Бальдульф оглянулся, выискивая взглядом следующего противника, но это был скорее рефлекс, чем осознанное действие — биться больше было не с кем. Длинноволосый лежал у стены, запрокинув изувеченную голову так, что она казалась не до конца открывшимся бутоном какого-то экзотического алого цветка. Бледный валялся поодаль, сознание милосердно покинуло его. Вместо лица у него была маска, созданная, должно быть, на маскараде в самом аду. Обваренные и лишившиеся век глаза мутно-белого цвета взирали с нее с полнейшим равнодушием. Я отвернулась.
— Вот и все, — буркнул Бальдульф, подходя ко мне.
Он выглядел помятым, но не особо пострадавшим. Всклокоченный, как цепной пес после жестокой собачьей драки, он взирал на мир из-под распухших век и пробовал на ощупь зубы, точно пытаясь удостовериться в том, что их количество не изменилось.
— Целый?
— Голова трещит немного. Как после хорошего похмелья. Этот последний оказался крепкой косточкой.
— Обязательно было… так?
— Как — так? — удивился Бальдульф.
— Ты мог их не увечить. Просто ткнуть стволом в лицо и отправить восвояси.
— Не этих. Были бы постарше — еще, может, вышло бы. Такие ума еще не нагуляли. Все равно ударили бы, но в спину. Зато теперь я спокоен, ни один из них не причинит больше никому вреда.
— Один мертвец и два калеки.
— Я же говорил, ты могла не смотреть.
— Я не боюсь крови.
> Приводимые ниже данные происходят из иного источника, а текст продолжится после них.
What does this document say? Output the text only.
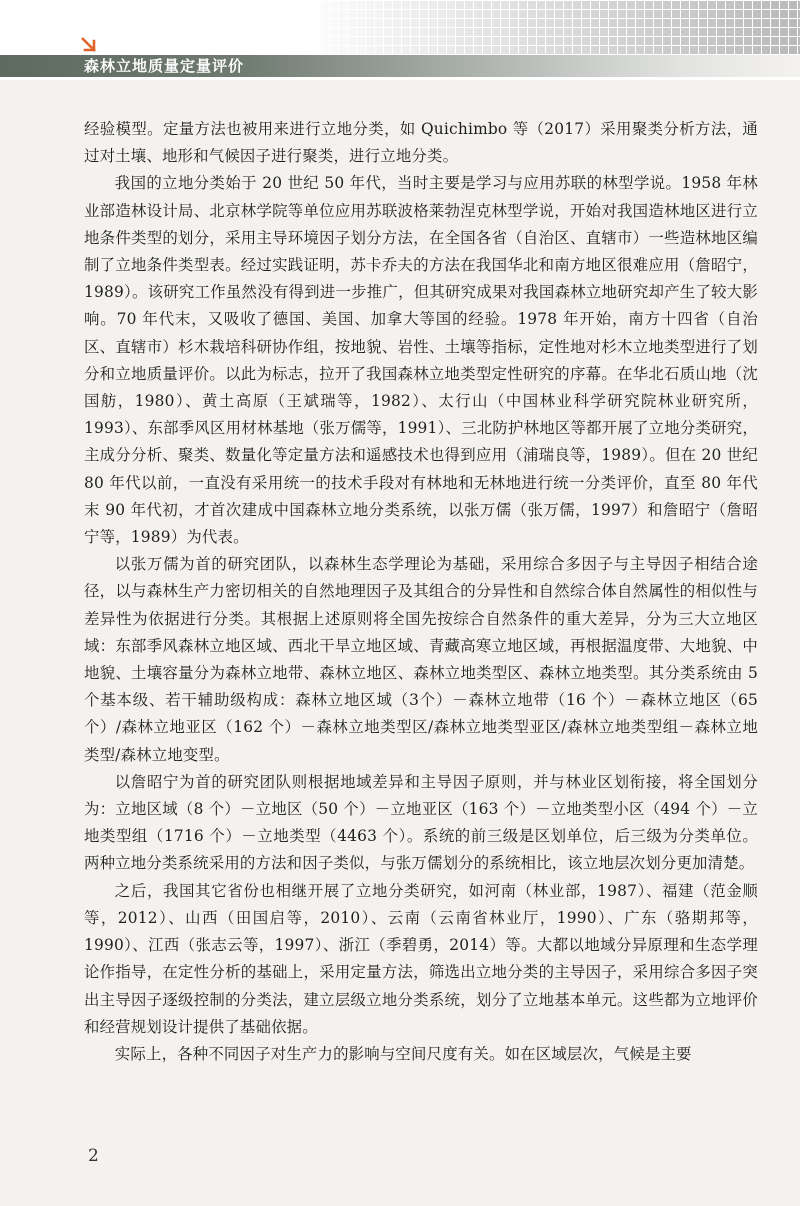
森林立地质量定量评价

经验模型。定量方法也被用来进行立地分类，如 Quichimbo 等（2017）采用聚类分析方法，通过对土壤、地形和气候因子进行聚类，进行立地分类。

我国的立地分类始于 20 世纪 50 年代，当时主要是学习与应用苏联的林型学说。1958 年林业部造林设计局、北京林学院等单位应用苏联波格莱勃涅克林型学说，开始对我国造林地区进行立地条件类型的划分，采用主导环境因子划分方法，在全国各省（自治区、直辖市）一些造林地区编制了立地条件类型表。经过实践证明，苏卡乔夫的方法在我国华北和南方地区很难应用（詹昭宁，1989）。该研究工作虽然没有得到进一步推广，但其研究成果对我国森林立地研究却产生了较大影响。70 年代末，又吸收了德国、美国、加拿大等国的经验。1978 年开始，南方十四省（自治区、直辖市）杉木栽培科研协作组，按地貌、岩性、土壤等指标，定性地对杉木立地类型进行了划分和立地质量评价。以此为标志，拉开了我国森林立地类型定性研究的序幕。在华北石质山地（沈国舫，1980）、黄土高原（王斌瑞等，1982）、太行山（中国林业科学研究院林业研究所，1993）、东部季风区用材林基地（张万儒等，1991）、三北防护林地区等都开展了立地分类研究，主成分分析、聚类、数量化等定量方法和遥感技术也得到应用（浦瑞良等，1989）。但在 20 世纪 80 年代以前，一直没有采用统一的技术手段对有林地和无林地进行统一分类评价，直至 80 年代末 90 年代初，才首次建成中国森林立地分类系统，以张万儒（张万儒，1997）和詹昭宁（詹昭宁等，1989）为代表。

以张万儒为首的研究团队，以森林生态学理论为基础，采用综合多因子与主导因子相结合途径，以与森林生产力密切相关的自然地理因子及其组合的分异性和自然综合体自然属性的相似性与差异性为依据进行分类。其根据上述原则将全国先按综合自然条件的重大差异，分为三大立地区域：东部季风森林立地区域、西北干旱立地区域、青藏高寒立地区域，再根据温度带、大地貌、中地貌、土壤容量分为森林立地带、森林立地区、森林立地类型区、森林立地类型。其分类系统由 5 个基本级、若干辅助级构成：森林立地区域（3个）－森林立地带（16 个）－森林立地区（65 个）/森林立地亚区（162 个）－森林立地类型区/森林立地类型亚区/森林立地类型组－森林立地类型/森林立地变型。

以詹昭宁为首的研究团队则根据地域差异和主导因子原则，并与林业区划衔接，将全国划分为：立地区域（8 个）－立地区（50 个）－立地亚区（163 个）－立地类型小区（494 个）－立地类型组（1716 个）－立地类型（4463 个）。系统的前三级是区划单位，后三级为分类单位。两种立地分类系统采用的方法和因子类似，与张万儒划分的系统相比，该立地层次划分更加清楚。

之后，我国其它省份也相继开展了立地分类研究，如河南（林业部，1987）、福建（范金顺等，2012）、山西（田国启等，2010）、云南（云南省林业厅，1990）、广东（骆期邦等，1990）、江西（张志云等，1997）、浙江（季碧勇，2014）等。大都以地域分异原理和生态学理论作指导，在定性分析的基础上，采用定量方法，筛选出立地分类的主导因子，采用综合多因子突出主导因子逐级控制的分类法，建立层级立地分类系统，划分了立地基本单元。这些都为立地评价和经营规划设计提供了基础依据。

实际上，各种不同因子对生产力的影响与空间尺度有关。如在区域层次，气候是主要

2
Просто это было жестоко.
— Жестоко? — Бальдульф недобро усмехнулся, — Жестоко они поступили бы с тобой, Альби, если бы я ушел.
— Плевать, я бы все равно ничего не почувствовала.
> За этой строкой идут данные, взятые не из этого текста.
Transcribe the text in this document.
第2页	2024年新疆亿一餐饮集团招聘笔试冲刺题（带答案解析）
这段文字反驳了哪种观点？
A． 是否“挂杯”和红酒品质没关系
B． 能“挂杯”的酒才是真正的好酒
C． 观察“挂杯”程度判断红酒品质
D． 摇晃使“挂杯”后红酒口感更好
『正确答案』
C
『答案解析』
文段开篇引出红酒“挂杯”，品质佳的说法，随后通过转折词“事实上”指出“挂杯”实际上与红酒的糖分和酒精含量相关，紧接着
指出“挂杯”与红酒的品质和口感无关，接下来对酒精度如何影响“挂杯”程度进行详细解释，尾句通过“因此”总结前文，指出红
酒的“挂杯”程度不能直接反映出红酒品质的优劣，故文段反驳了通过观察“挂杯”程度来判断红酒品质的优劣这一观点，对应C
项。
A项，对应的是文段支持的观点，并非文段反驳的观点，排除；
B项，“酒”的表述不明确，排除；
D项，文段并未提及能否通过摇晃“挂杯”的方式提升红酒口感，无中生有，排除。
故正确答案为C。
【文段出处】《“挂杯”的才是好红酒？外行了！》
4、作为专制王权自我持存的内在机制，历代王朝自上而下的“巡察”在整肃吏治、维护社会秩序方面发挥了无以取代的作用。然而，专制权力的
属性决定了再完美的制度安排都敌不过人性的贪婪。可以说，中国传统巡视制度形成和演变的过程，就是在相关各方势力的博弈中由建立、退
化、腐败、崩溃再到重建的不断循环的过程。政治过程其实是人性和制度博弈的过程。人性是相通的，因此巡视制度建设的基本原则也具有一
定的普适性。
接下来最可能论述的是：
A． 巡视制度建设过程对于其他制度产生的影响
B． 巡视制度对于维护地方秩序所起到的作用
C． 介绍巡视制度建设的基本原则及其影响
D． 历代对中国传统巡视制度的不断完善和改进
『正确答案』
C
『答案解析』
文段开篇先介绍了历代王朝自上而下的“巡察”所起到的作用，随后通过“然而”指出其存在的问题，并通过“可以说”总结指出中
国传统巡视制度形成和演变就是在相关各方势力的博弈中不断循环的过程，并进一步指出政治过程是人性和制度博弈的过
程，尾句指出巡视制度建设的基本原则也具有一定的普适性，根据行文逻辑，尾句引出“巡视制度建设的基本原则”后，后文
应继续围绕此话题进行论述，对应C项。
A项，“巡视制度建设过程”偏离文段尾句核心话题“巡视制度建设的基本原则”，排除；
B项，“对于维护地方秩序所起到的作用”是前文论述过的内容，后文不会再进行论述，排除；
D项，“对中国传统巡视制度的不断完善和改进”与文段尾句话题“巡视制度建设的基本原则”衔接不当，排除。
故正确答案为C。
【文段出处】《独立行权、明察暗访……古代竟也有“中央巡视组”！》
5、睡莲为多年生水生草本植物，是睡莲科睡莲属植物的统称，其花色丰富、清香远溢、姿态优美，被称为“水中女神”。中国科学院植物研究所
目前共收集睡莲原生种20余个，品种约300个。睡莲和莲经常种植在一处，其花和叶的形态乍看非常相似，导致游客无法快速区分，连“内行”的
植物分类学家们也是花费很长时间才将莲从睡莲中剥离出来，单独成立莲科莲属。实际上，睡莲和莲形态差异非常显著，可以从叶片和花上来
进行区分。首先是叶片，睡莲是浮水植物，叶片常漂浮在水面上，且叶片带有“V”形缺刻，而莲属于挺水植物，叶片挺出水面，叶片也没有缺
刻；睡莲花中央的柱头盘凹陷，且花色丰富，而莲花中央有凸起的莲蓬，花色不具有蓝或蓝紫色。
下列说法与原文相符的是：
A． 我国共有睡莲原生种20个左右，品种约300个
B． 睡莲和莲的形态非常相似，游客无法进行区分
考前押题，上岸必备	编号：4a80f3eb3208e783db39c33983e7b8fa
— Почувствовала бы та, которую они нашли после тебя. А они бы нашли. Я считаю, что сделал для них благое дело. Не считай это наказанием, это урок. Если они поймут его, то остаток своих дней проведут в мире и спокойствии. А это хорошая цена за пару минут боли. Боль — хороший учитель. С такими лицами они вряд ли скоро захотят выйти на улицу. А значит, на самой улице станет немногим чище. И поверь, если бы на мне сейчас была кираса стражника, этим ребятам пришлось бы куда хуже…
— Не рассказывай. Я хочу убраться отсюда.
— Ничего не имею против. Долгие прогулки только разогревают аппетит.
Старый Порт глядел нам вслед незрячими глазами пустых окон, и в ветре, вздыхавшем по углам, слышалось сожаление.
QUARTUS
«Такое множество злых духов наполняет этот воздух, который разливается между небом и землей и в котором они летают в беспокойстве и непраздно, что Провидение Божие для пользы скрыло и удалило их от взоров человеческих. Иначе от боязни нападения или страха перед личинами, в которые они по своей воле, когда захотят, преобразуются и превращаются, люди поражались бы невыносимым ужасом до изнеможения, будучи не в состоянии видеть их телесными очами, и ежедневно становились бы злее, развращаемые их постоянными примерами и подражанием. Между людьми и нечистыми воздушными властями существовало бы некоторое вредное взаимодействие и гибельный союз».
Дом отца Гидеона найти было не сложно, хотя поначалу это показалось нам серьезной задачей. В этом районе все дома были похожи друг на друга — небольшие, ухоженные, они вытянулись шеренгами точно расставленные заботливым пекарем свежие пряники, которые щедро сбрызнули белоснежной глазурью. Аккуратные пряничные домики. Здесь вдоль улицы не было канав, залитых помоями и мусором, и пахло не так, как на прочих улицах, испражнениями, грязью и разложением. Мостовая здесь сверкала, будто ее драяли каждую ночь щетками, а возле домов были разбиты такие же аккуратные цветники.
Мне показалось, что и воздух здесь какой-то другой, как будто прогнанный через невидимый фильтр, более густой и прохладный. Наверно, если к такому привыкнешь, тяжеловато потом будет втягивать в легкие едкий фабричный смог.
— Хорошее местечко, — сказал Бальдульф, верно угадав мои мысли, — Да не по наши души. Аж обувь хочется снять чтоб не наследить.
— Да, миленько. Интересно, какая здесь рента.
— Уж повыше, чем в нашей развалюхе. Тут, Альби, простой люд не селятся, а только тот, что вторую шкуру запас, да жира под ней впрок. Богатые ремесленники, торговцы всякие, стряпчие, управляющие, префектусы… Чернь отсюда гоняют, и жестоко. Оно и верно, ко всякой голове своя шляпа.
— Ты тут служил?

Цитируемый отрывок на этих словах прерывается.